Os atos começaram com uma agenda econômica (a taxa oficial de desemprego orbita em torno dos 12% e o poder de compra do cidadão comum é baixo), mas ela foi ampliada para contemplar slogans políticos. "Todo mundo está passando por um momento ruim, mas a porção mais afetada é a dos trabalhadores", afirma o pesquisador.

"Eles não enxergam nenhuma melhora em sua mobilidade social e não conseguem ascender à classe média, o que é sua aspiração."

Folha - Quem está protestando hoje no Irã?

Esfandyar Batmanghelidj - Parece haver um consenso de que o principal grupo, e aquele que deu início às manifestações, é a classe trabalhadora. Isso ajuda a explicar por que as pessoas foram às ruas em cidades mais pobres e menos proeminentes e por que os protestos se disseminaram tão rapidamente.

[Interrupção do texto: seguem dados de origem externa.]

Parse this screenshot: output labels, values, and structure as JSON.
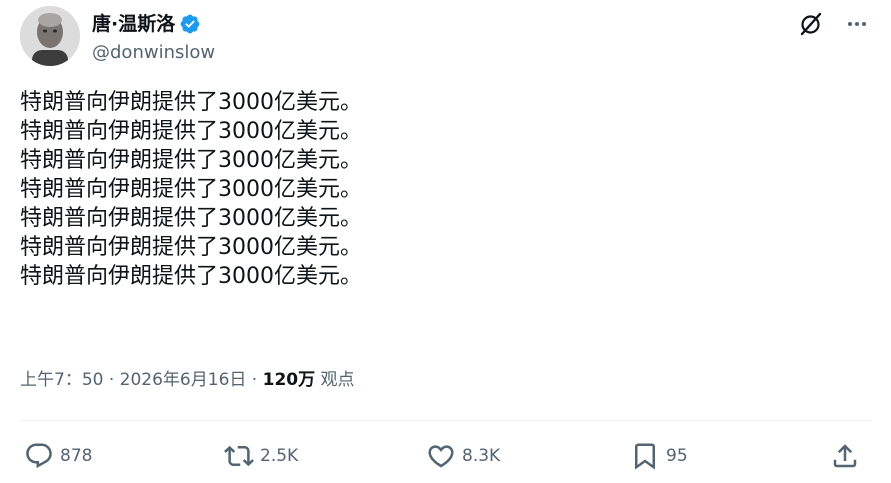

Todo mundo no Irã está passando por um momento economicamente ruim, mas a porção mais afetada é a dos trabalhadores, mais vulneráveis a questões como o desemprego juvenil. Eles não enxergam nenhuma melhora em sua mobilidade social e não conseguem ascender à classe média, o que é hoje sua aspiração.

Em seu trabalho, o sr. se refere à classe trabalhadora como o "homem esquecido". Por que e de que maneira essas pessoas foram esquecidas no Irã?

O Irã é um país de renda média, e a classe média é quem tem acesso às melhores oportunidades. As classes mais baixas contribuem à economia em setores-chave, como o automobilístico, mas não sentem que a sua contribuição seja reconhecida pelo governo, que promove políticas mais favoráveis à classe média. As reformas econômicas têm sido implementadas para estimular o investimento externo, mas não resolvem as agruras dos trabalhadores, o que é um problema antigo.

Se é antigo, por que veio à tona agora?

É difícil dizer. Mas o clima se tornou mais negativo no último ano, com a sensação de que o presidente americano, Donald Trump, está ameaçando o acordo nuclear travado em 2015 [apresentado pelo governo iraniano como uma oportunidade econômica]. A população identifica uma falta de habilidade por parte de sua liderança para lidar com a crise e vê as políticas econômicas como "mais do mesmo".

Nesse sentido, esses protestos diferem daqueles de 2009?

Os protestos de 2009 foram claramente de classe média e baseados quase exclusivamente em Teerã. São, portanto, pessoas diferentes, e isso é importante. É fácil nos determos no que está sendo dito, mas é importante sabermos quem está dizendo.

O sr. comparou em um texto recente as manifestações no Irã com os protestos contra o governo de Dilma Rousseff, no Brasil. Por que a menção?

Os protestos contra o governo de Dilma Rousseff duraram meses, levando multidões às ruas, mas a reação-padrão no exterior foi de enxergá-los como parte da dinâmica política do país. Não se falava que aquilo era uma revolução.

Já no Irã, tudo o que acontece é visto como uma revolução em potencial.

Esses protestos recentes podem se mostrar mesmo importantes, amplos e chegar à violência —mas ainda assim continuarem a ser normais e consistentes do ponto de vista econômico com um país como o Irã.